The Sentencing Council for England and Wales said recent disturbances had influenced new national guidelines on prison terms for burglars.
The body said judges had been broadly getting burglary jail terms right.
The new guidelines for magistrates and crown courts will apply to sentences handed down from mid-January 2012.
The council, which is charged with promoting consistency and transparency in sentencing, said jail terms should reflect the harm inflicted upon the victim rather than just the blame that can be attached to the offender.
But in the incoming guidelines, it also said that public disorder should be a relevant sentencing factor for judges if wider events play a part in somebody's decision to break into a property.
"Although the consultation closed before the disturbances in England in August, and responses did not therefore reference these events, the definitive guideline does take these events into consideration," said the council.
"The council recognises the damage caused and consequences of such events, especially for small businesses and shop owners living above or near premises, and has therefore included the context of general public disorder as a factor indicating greater harm caused in any burglary offence."
The chairman of the Sentencing Council, Lord Justice Leveson, is among the three Court of Appeal judges who will rule on whether looters have received appropriate sentences for their part in the August disorder.
Lord Justice Hughes, deputy chairman of the Sentencing Council, said: "Burglary is often not simply a crime against property but may have a serious impact on people whose houses or businesses are invaded.

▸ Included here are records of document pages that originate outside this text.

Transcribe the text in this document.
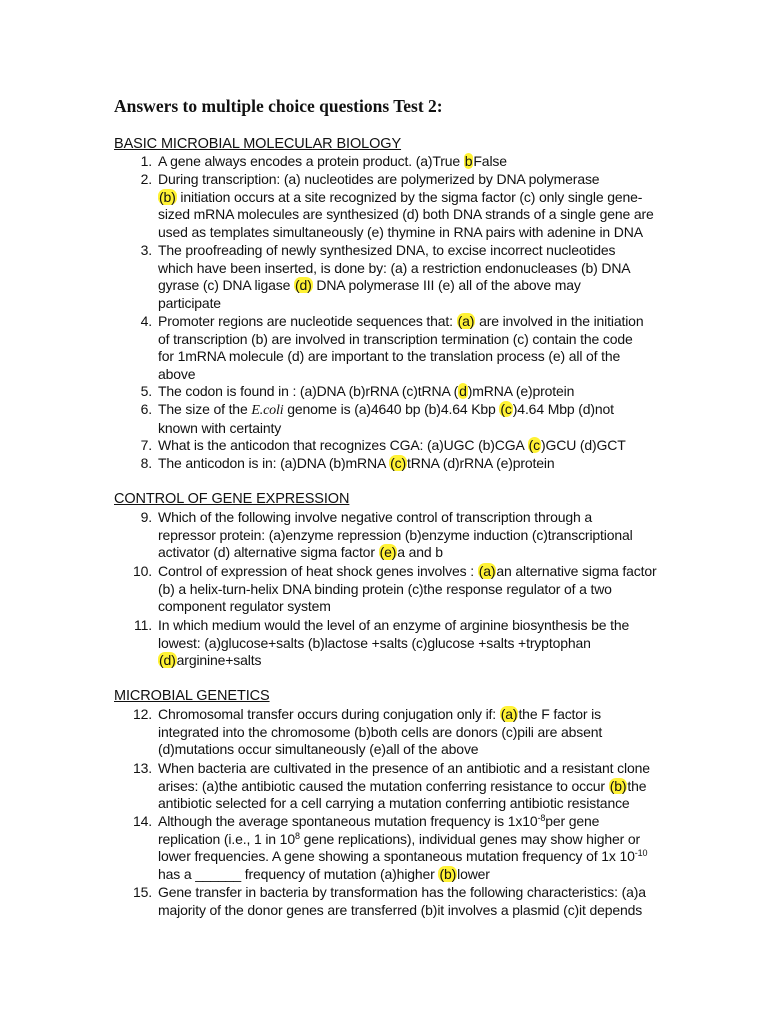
Answers to multiple choice questions Test 2:
BASIC MICROBIAL MOLECULAR BIOLOGY
CONTROL OF GENE EXPRESSION
MICROBIAL GENETICS
1. A gene always encodes a protein product. (a)True bFalse
2. During transcription: (a) nucleotides are polymerized by DNA polymerase
(b) initiation occurs at a site recognized by the sigma factor (c) only single gene-
sized mRNA molecules are synthesized (d) both DNA strands of a single gene are
used as templates simultaneously (e) thymine in RNA pairs with adenine in DNA
3. The proofreading of newly synthesized DNA, to excise incorrect nucleotides
which have been inserted, is done by: (a) a restriction endonucleases (b) DNA
gyrase (c) DNA ligase (d) DNA polymerase III (e) all of the above may
participate
4. Promoter regions are nucleotide sequences that: (a) are involved in the initiation
of transcription (b) are involved in transcription termination (c) contain the code
for 1mRNA molecule (d) are important to the translation process (e) all of the
above
5. The codon is found in : (a)DNA (b)rRNA (c)tRNA (d)mRNA (e)protein
6. The size of the E.coli genome is (a)4640 bp (b)4.64 Kbp (c)4.64 Mbp (d)not
known with certainty
7. What is the anticodon that recognizes CGA: (a)UGC (b)CGA (c)GCU (d)GCT
8. The anticodon is in: (a)DNA (b)mRNA (c)tRNA (d)rRNA (e)protein
9. Which of the following involve negative control of transcription through a
repressor protein: (a)enzyme repression (b)enzyme induction (c)transcriptional
activator (d) alternative sigma factor (e)a and b
10. Control of expression of heat shock genes involves : (a)an alternative sigma factor
(b) a helix-turn-helix DNA binding protein (c)the response regulator of a two
component regulator system
11. In which medium would the level of an enzyme of arginine biosynthesis be the
lowest: (a)glucose+salts (b)lactose +salts (c)glucose +salts +tryptophan
(d)arginine+salts
12. Chromosomal transfer occurs during conjugation only if: (a)the F factor is
integrated into the chromosome (b)both cells are donors (c)pili are absent
(d)mutations occur simultaneously (e)all of the above
13. When bacteria are cultivated in the presence of an antibiotic and a resistant clone
arises: (a)the antibiotic caused the mutation conferring resistance to occur (b)the
antibiotic selected for a cell carrying a mutation conferring antibiotic resistance
14. Although the average spontaneous mutation frequency is $1x10^{-8}per$ gene
replication (i.e., 1 in $10^8$ gene replications), individual genes may show higher or
lower frequencies. A gene showing a spontaneous mutation frequency of 1x $10^{-10}$
has a ______ frequency of mutation (a)higher (b)lower
15. Gene transfer in bacteria by transformation has the following characteristics: (a)a
majority of the donor genes are transferred (b)it involves a plasmid (c)it depends
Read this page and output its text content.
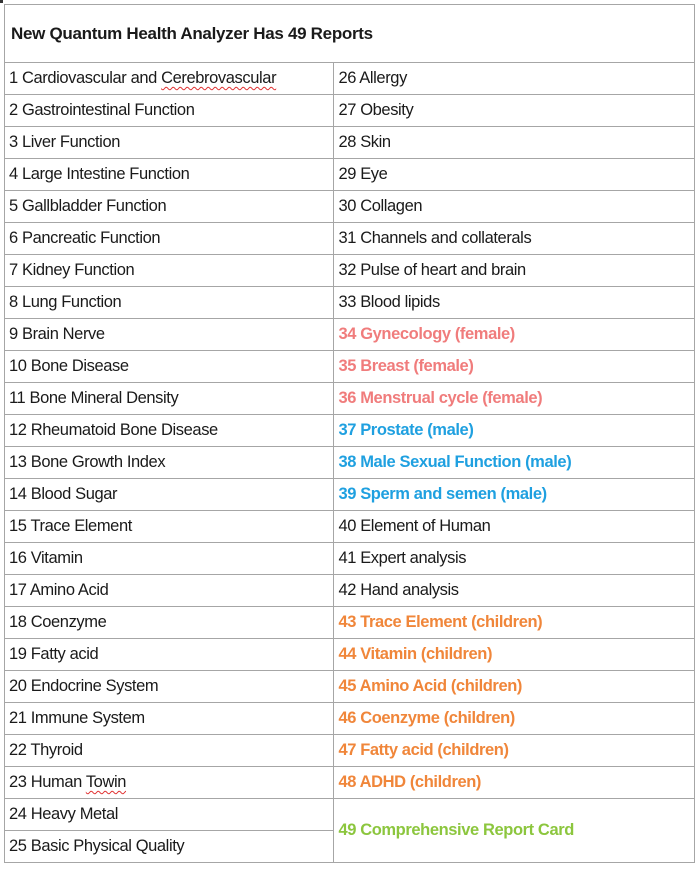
New Quantum Health Analyzer Has 49 Reports	
1 Cardiovascular and Cerebrovascular	26 Allergy
2 Gastrointestinal Function	27 Obesity
3 Liver Function	28 Skin
4 Large Intestine Function	29 Eye
5 Gallbladder Function	30 Collagen
6 Pancreatic Function	31 Channels and collaterals
7 Kidney Function	32 Pulse of heart and brain
8 Lung Function	33 Blood lipids
9 Brain Nerve	34 Gynecology (female)
10 Bone Disease	35 Breast (female)
11 Bone Mineral Density	36 Menstrual cycle (female)
12 Rheumatoid Bone Disease	37 Prostate (male)
13 Bone Growth Index	38 Male Sexual Function (male)
14 Blood Sugar	39 Sperm and semen (male)
15 Trace Element	40 Element of Human
16 Vitamin	41 Expert analysis
17 Amino Acid	42 Hand analysis
18 Coenzyme	43 Trace Element (children)
19 Fatty acid	44 Vitamin (children)
20 Endocrine System	45 Amino Acid (children)
21 Immune System	46 Coenzyme (children)
22 Thyroid	47 Fatty acid (children)
23 Human Towin	48 ADHD (children)
24 Heavy Metal	49 Comprehensive Report Card
25 Basic Physical Quality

"Those who burgle people's houses will normally go to prison."
The council had initially proposed restricting the sentencing range for non-domestic burglaries to between one and four years, reflecting the practice in most cases.
However, it said it had set the upper limit at five years based on responses to the consultation.
The guidelines say that burglars who use a weapon will always receive a custodial sentence which can reach 13 years.
Other burglars who break into homes should expect sentences up to six years - two years higher than previously proposed.
Judges should take into account the effect on the victim, such as where a householder is terrified to be in their own home after a break-in.
Although the guidelines set out detailed scenarios for judges and magistrates to follow, they are not absolute.
Criminals can be sentenced outside of the ranges in the guidelines where the court believes it is in the interests of justice to do so.